Canned Dill Pickles
This dill pickle recipe has been passed down to me from my mom. For as long as i can remember, my mom only stuck to this pickle recipe because it was a family favorite. I looked no further, we keep canning our cucumbers by this recipe year after year because even the large variety of pickles in the grocery stores still don’t satisfy us. That said, this recipe is probably over 20 years old for sure.
I know everyone has their own taste preference when it comes to canned goods, some like them more savory then sweet, this recipe is semi salty, semi tangy with a touch of sweetness. The brine is so easy and perfect, we end up using it for other recipes after we eat the pickles such as making lazy cabbage salad. (I’ll post recipe in the future)
Canning pickles or preserving cucumbers doesn’t have to be complicating. Skip the water bath hassle, we bake ours in the oven instead, it is much better and faster for me. You know what else i love about this recipe? You don’t even need to boil the brine. It’s as easy as it gets.
Ingredients:
Cucumbers
Fresh garlic (sliced)
Fresh horseradish root (Sliced)
Fresh dill (Matured)
Pickling salt
White vinegar
White Sugar
Water
Step 1: Prep work: Wash the jars so that they’re clean, Chop the dill, slice fresh garlic, slice horseradish root.
Step 2:
- Fill the bottom of the jar with dill, garlic and horseradish root
- Tightly fill the jar with washed cucumbers
Step 3: Make the brine
6 cups of water
1 cup white vinegar
1 cup white sugar
2 Tbsp Pickling Salt
- Combine all of the brine ingredients together until the salt and sugar have completely dissolved.
- Pour the brine into the jars filling all the way to the top to cover all the cucumbers.
- Apply the center lids and bands onto the jars and adjust to fingertip tight.
- Preheat oven to 350F, place the jars in the center rack of the oven and bake until the cucumbers change color. (Time varies from oven to oven and size of the jars you’re using)
- Carefully take the hot jars out of the oven and firmly tighten the band.
- Flip jars on a toweled surface and let them stand like that until they cool off.
Tips:
- Using fresh picked cucumbers will help the pickles be more crunchy.
- Do not over bake, take out as soon as they change color, this will also help them be more crunchy.
- Place a large baking sheet on the bottom rack of the oven to catch any dripping for easier clean up or foil on the bottom of the oven will do also.
- Make sure that each jar is sealed, properly sealed jars can stand in room temperature for over a year.
- For best flavor, allow the pickles to stand for couple weeks before eating.

Canned Dill Pickles
Ingredients
- Cucumbers
- Fresh dill
- Fresh garlic
- 6 cups water
- 1 cup white vinegar
- 1 cup white sugar
- 2 TBSP Pickling Salt
Instructions
-
Step 1: Prep work: Wash the jars so that they're clean, Chop the dill, slice fresh garlic, slice horseradish root.

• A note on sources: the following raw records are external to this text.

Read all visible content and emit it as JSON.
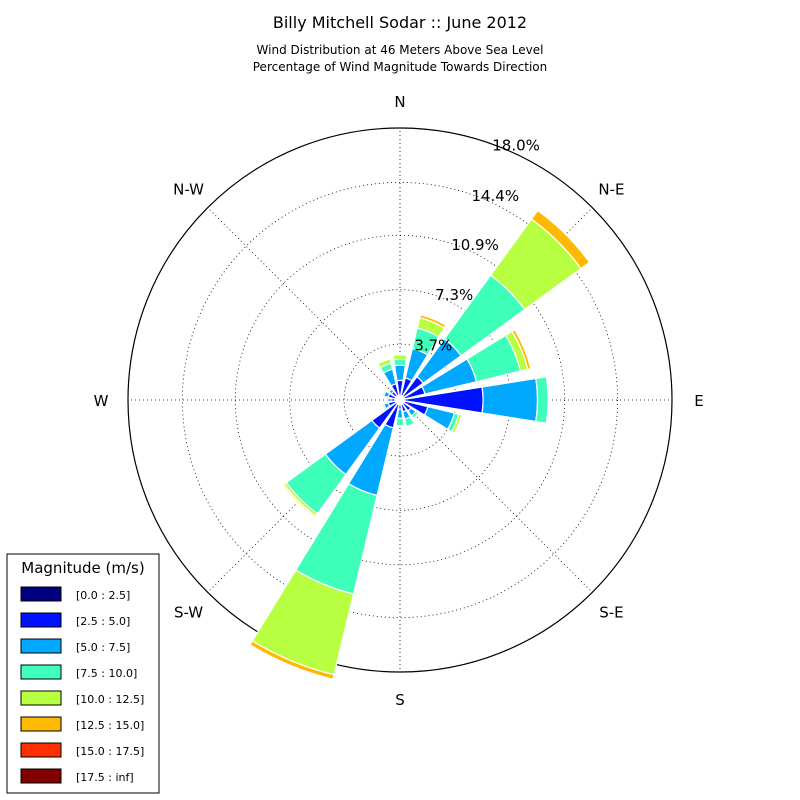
{
  "chart_data": {
    "type": "windrose",
    "title": "Billy Mitchell Sodar :: June 2012",
    "subtitle_lines": [
      "Wind Distribution at 46 Meters Above Sea Level",
      "Percentage of Wind Magnitude Towards Direction"
    ],
    "unit": "%",
    "r_max": 18.0,
    "r_ticks": [
      3.7,
      7.3,
      10.9,
      14.4,
      18.0
    ],
    "r_tick_labels": [
      "3.7%",
      "7.3%",
      "10.9%",
      "14.4%",
      "18.0%"
    ],
    "direction_labels": [
      "N",
      "N-E",
      "E",
      "S-E",
      "S",
      "S-W",
      "W",
      "N-W"
    ],
    "direction_angles_deg": [
      0,
      45,
      90,
      135,
      180,
      225,
      270,
      315
    ],
    "sector_width_deg": 18,
    "legend": {
      "title": "Magnitude (m/s)",
      "placement": "bottom-left",
      "bins": [
        {
          "label": "[0.0 : 2.5]",
          "color": "#000080"
        },
        {
          "label": "[2.5 : 5.0]",
          "color": "#0011ff"
        },
        {
          "label": "[5.0 : 7.5]",
          "color": "#00a8ff"
        },
        {
          "label": "[7.5 : 10.0]",
          "color": "#3dffba"
        },
        {
          "label": "[10.0 : 12.5]",
          "color": "#b7ff40"
        },
        {
          "label": "[12.5 : 15.0]",
          "color": "#ffb900"
        },
        {
          "label": "[15.0 : 17.5]",
          "color": "#ff3000"
        },
        {
          "label": "[17.5 : inf]",
          "color": "#800000"
        }
      ]
    },
    "sectors": [
      {
        "direction_deg": 0,
        "values": [
          0.3,
          1.0,
          1.0,
          0.4,
          0.3,
          0.0,
          0.0,
          0.0
        ]
      },
      {
        "direction_deg": 22.5,
        "values": [
          0.3,
          1.2,
          2.0,
          1.4,
          0.7,
          0.2,
          0.0,
          0.0
        ]
      },
      {
        "direction_deg": 45,
        "values": [
          0.3,
          1.6,
          3.1,
          5.2,
          4.6,
          0.7,
          0.0,
          0.0
        ]
      },
      {
        "direction_deg": 67.5,
        "values": [
          0.3,
          1.4,
          3.5,
          3.0,
          0.5,
          0.2,
          0.0,
          0.0
        ]
      },
      {
        "direction_deg": 90,
        "values": [
          0.3,
          5.2,
          3.6,
          0.7,
          0.0,
          0.0,
          0.0,
          0.0
        ]
      },
      {
        "direction_deg": 112.5,
        "values": [
          0.3,
          1.6,
          1.8,
          0.3,
          0.2,
          0.0,
          0.0,
          0.0
        ]
      },
      {
        "direction_deg": 135,
        "values": [
          0.3,
          0.6,
          0.4,
          0.2,
          0.0,
          0.0,
          0.0,
          0.0
        ]
      },
      {
        "direction_deg": 157.5,
        "values": [
          0.3,
          0.5,
          0.5,
          0.5,
          0.0,
          0.0,
          0.0,
          0.0
        ]
      },
      {
        "direction_deg": 180,
        "values": [
          0.3,
          0.3,
          0.6,
          0.5,
          0.0,
          0.0,
          0.0,
          0.0
        ]
      },
      {
        "direction_deg": 202.5,
        "values": [
          0.3,
          1.6,
          4.6,
          6.7,
          5.5,
          0.3,
          0.0,
          0.0
        ]
      },
      {
        "direction_deg": 225,
        "values": [
          0.3,
          2.0,
          3.8,
          3.2,
          0.2,
          0.1,
          0.0,
          0.0
        ]
      },
      {
        "direction_deg": 247.5,
        "values": [
          0.3,
          0.5,
          0.3,
          0.1,
          0.0,
          0.0,
          0.0,
          0.0
        ]
      },
      {
        "direction_deg": 270,
        "values": [
          0.3,
          0.3,
          0.2,
          0.0,
          0.0,
          0.0,
          0.0,
          0.0
        ]
      },
      {
        "direction_deg": 292.5,
        "values": [
          0.3,
          0.5,
          0.3,
          0.1,
          0.0,
          0.0,
          0.0,
          0.0
        ]
      },
      {
        "direction_deg": 315,
        "values": [
          0.3,
          0.4,
          0.2,
          0.1,
          0.0,
          0.0,
          0.0,
          0.0
        ]
      },
      {
        "direction_deg": 337.5,
        "values": [
          0.3,
          0.8,
          1.0,
          0.4,
          0.3,
          0.0,
          0.0,
          0.0
        ]
      }
    ]
  }
}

Step 2: Fill the bottom of the jar with dill, garlic and horseradish root.
Tightly fill the jar with washed cucumbers.
Combine all of the brine ingredients together until the salt and sugar have completely dissolved.
Pour the brine into the jars filling all the way to the top to cover all the cucumbers.
Apply the center lids and bands onto the jars and adjust to fingertip tight.
Preheat oven to 350F, place the jars in the center rack of the oven and bake until the cucumbers change color. (Time varies from oven to oven and size of the jars you're using)Carefully take the hot jars out of the oven and firmly tighten the band.
Flip jars on a toweled surface and let them stand like that until they cool off.
Tips:
Using fresh picked cucumbers will help the pickles be more crunchy.
Do not over bake, take out as soon as they change color, this will also help them be more crunchy.
Place a large baking sheet on the bottom rack of the oven to catch any dripping for easier clean up or foil on the bottom of the oven will do also.
Make sure that each jar is sealed, properly sealed jars can stand in room temperature for over a year. For best flavor, allow the pickles to stand for couple weeks before eating.